Some links on the state of personal websites and blogging:

Many people are now desperately waiting for their Twitter archives, hoping that they’ll arrive before all their content is lost for good. For those who were using Twitter primarily for ephemeral chatter, all this isn’t that tragic. But for others, all their posts, conversations, and connections on the social network were a significant part of their online identity. They are about to lose a place on the Web into which they put a huge amount of time, attention, and energy...

So how about we make 2023 the year of the personal website? The year in which we launch our first site or redesign our old one, publish a little more often, and add RSS and Webmentions to our websites so that we can write posts back and forth.

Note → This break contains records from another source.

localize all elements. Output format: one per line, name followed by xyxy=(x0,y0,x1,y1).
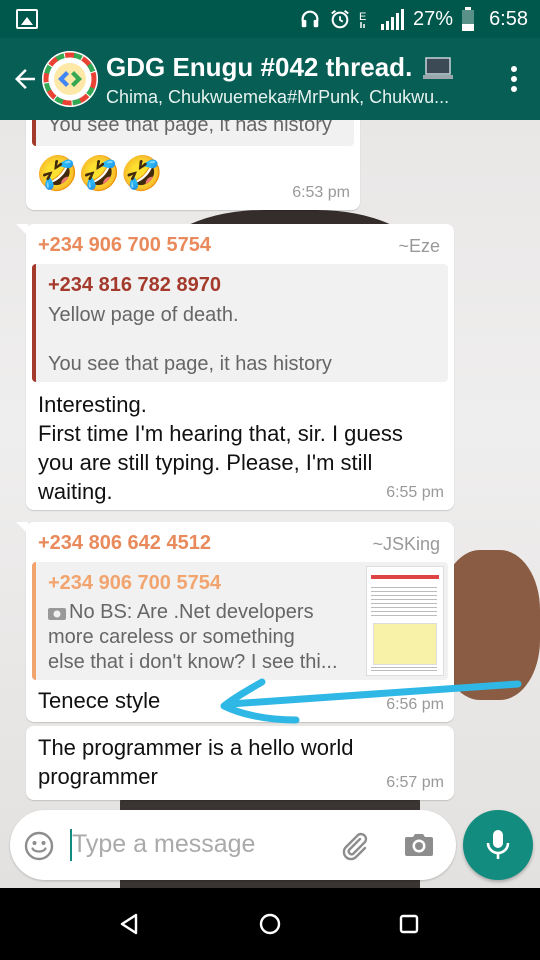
signal-icon: E xyxy=(359,9,405,30)
sender-alias: ~Eze xyxy=(398,236,440,256)
chat-header: GDG Enugu #042 thread. Chima, Chukwuemek… xyxy=(0,38,540,120)
quoted-message[interactable]: +234 816 782 8970 Yellow page of death. … xyxy=(32,264,448,382)
more-vert-icon[interactable] xyxy=(510,66,518,94)
sender-alias: ~JSKing xyxy=(372,534,440,554)
laptop-icon xyxy=(422,57,453,80)
message-line: First time I'm hearing that, sir. I gues… xyxy=(38,421,403,446)
message-input[interactable]: Type a message xyxy=(72,830,255,859)
quoted-line-text: No BS: Are .Net developers xyxy=(69,601,314,623)
emoji-icon[interactable] xyxy=(24,831,54,861)
headphones-icon xyxy=(301,10,319,28)
quoted-sender: +234 906 700 5754 xyxy=(48,572,221,594)
quoted-sender: +234 816 782 8970 xyxy=(48,274,221,296)
quoted-text: You see that page, it has history xyxy=(48,353,332,375)
quoted-thumbnail xyxy=(366,566,444,676)
message-composer[interactable]: Type a message xyxy=(10,810,456,880)
chat-title[interactable]: GDG Enugu #042 thread. xyxy=(106,52,454,83)
message-time: 6:57 pm xyxy=(386,774,444,791)
quoted-line: more careless or something xyxy=(48,626,295,648)
mic-button[interactable] xyxy=(463,810,533,880)
camera-icon[interactable] xyxy=(404,832,434,858)
status-bar: E 27% 6:58 xyxy=(0,0,540,38)
battery-percent: 27% xyxy=(413,7,454,30)
message-line: programmer xyxy=(38,764,158,789)
quoted-text: You see that page, it has history xyxy=(48,120,332,136)
message-text: Interesting. First time I'm hearing that… xyxy=(38,390,403,506)
nav-back-icon[interactable] xyxy=(118,912,140,936)
gallery-icon xyxy=(16,9,38,29)
clock: 6:58 xyxy=(489,7,528,30)
back-arrow-icon[interactable] xyxy=(10,64,40,94)
quoted-message[interactable]: You see that page, it has history xyxy=(32,120,354,146)
sender-number[interactable]: +234 806 642 4512 xyxy=(38,532,211,555)
quoted-text: Yellow page of death. xyxy=(48,304,239,326)
chat-area[interactable]: You see that page, it has history 🤣🤣🤣 6:… xyxy=(0,120,540,888)
battery-icon xyxy=(462,7,475,31)
message-bubble[interactable]: You see that page, it has history 🤣🤣🤣 6:… xyxy=(26,120,360,210)
sender-number[interactable]: +234 906 700 5754 xyxy=(38,234,211,257)
group-avatar[interactable] xyxy=(42,51,98,107)
emoji-row: 🤣🤣🤣 xyxy=(36,154,164,194)
chat-participants[interactable]: Chima, Chukwuemeka#MrPunk, Chukwu... xyxy=(106,87,476,108)
mic-icon xyxy=(486,830,510,859)
message-line: you are still typing. Please, I'm still xyxy=(38,450,373,475)
message-line: Interesting. xyxy=(38,392,147,417)
nav-home-icon[interactable] xyxy=(258,912,282,936)
message-time: 6:55 pm xyxy=(386,484,444,501)
annotation-arrow xyxy=(220,678,522,724)
quoted-message[interactable]: +234 906 700 5754 No BS: Are .Net develo… xyxy=(32,562,448,680)
svg-text:E: E xyxy=(359,11,366,23)
system-nav-bar xyxy=(0,888,540,960)
chat-title-text: GDG Enugu #042 thread. xyxy=(106,52,413,82)
message-bubble[interactable]: +234 906 700 5754 ~Eze +234 816 782 8970… xyxy=(16,224,454,510)
message-line: waiting. xyxy=(38,479,113,504)
nav-recents-icon[interactable] xyxy=(398,912,420,936)
message-text: The programmer is a hello world programm… xyxy=(38,733,353,791)
alarm-icon xyxy=(331,9,349,29)
quoted-text: No BS: Are .Net developers more careless… xyxy=(48,600,348,675)
quoted-line: No BS: Are .Net developers xyxy=(48,600,348,625)
attach-icon[interactable] xyxy=(338,830,370,862)
camera-icon xyxy=(48,607,66,620)
message-text: Tenece style xyxy=(38,688,161,713)
message-time: 6:53 pm xyxy=(292,184,350,201)
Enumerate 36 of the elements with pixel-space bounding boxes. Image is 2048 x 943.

The year we make our sites more fussy, more quirky, and more personal.

--"The Year of the Personal Website"

In those days, it was really simple. You could sign up for a free site on GeoCities, Yahoo, Blogger, Diaryland, or any of a number of free hosting sites that allowed you to set up your blog, get going with a WYSIWYG editor, and send your thoughts out into the world.

For those who were a little more adventurous, you could purchase an actual domain name, pay for website hosting, and go for it that way...

Bring back personal blogging in 2023. We, as a web community, will be all that much better for it.

"Bring back personal blogging"

The real web is built on links. Hyper ones, in fact. Links you can share on your website. Links you can send to your mates. Links to pages that can be indexed by search engines so you can find things again (in theory)...

The real web, the small web, the indie web is amazing. Don't give Facebook and the rest of these clowns your content. Don't give them the time or your attention. Get a blog, a website, a Mastodon account, something you control, and share links to cool things you find.

--The Web is Fantastic

My only quibble (and I believe I've noted this before) is that personal blogging / having a personal website needs to be easy for regular people. If we're going to really push this personal web thing again, blogging shouldn't be inaccessible to people that aren't bent towards wanting to mess around with markup and code. I happen to like that stuff, so building this was fine for me. But there are other people with other thoughts that should find it ultra-easy, even frictionless, to build a site and a blog. To that end, here is a list of resources for doing so from Robb Knight:

Micro.blog - $5 a month, has cross-posting to a whole load of places Wordpress.com - Free weblog.lol via omg.lol - $20 a year also includes a >Mastodon server, pastebin, profile page, now page, and some other cool things Bear - free Neocities - free Pika - free Eleventy if you want to dig into code and run your own thing.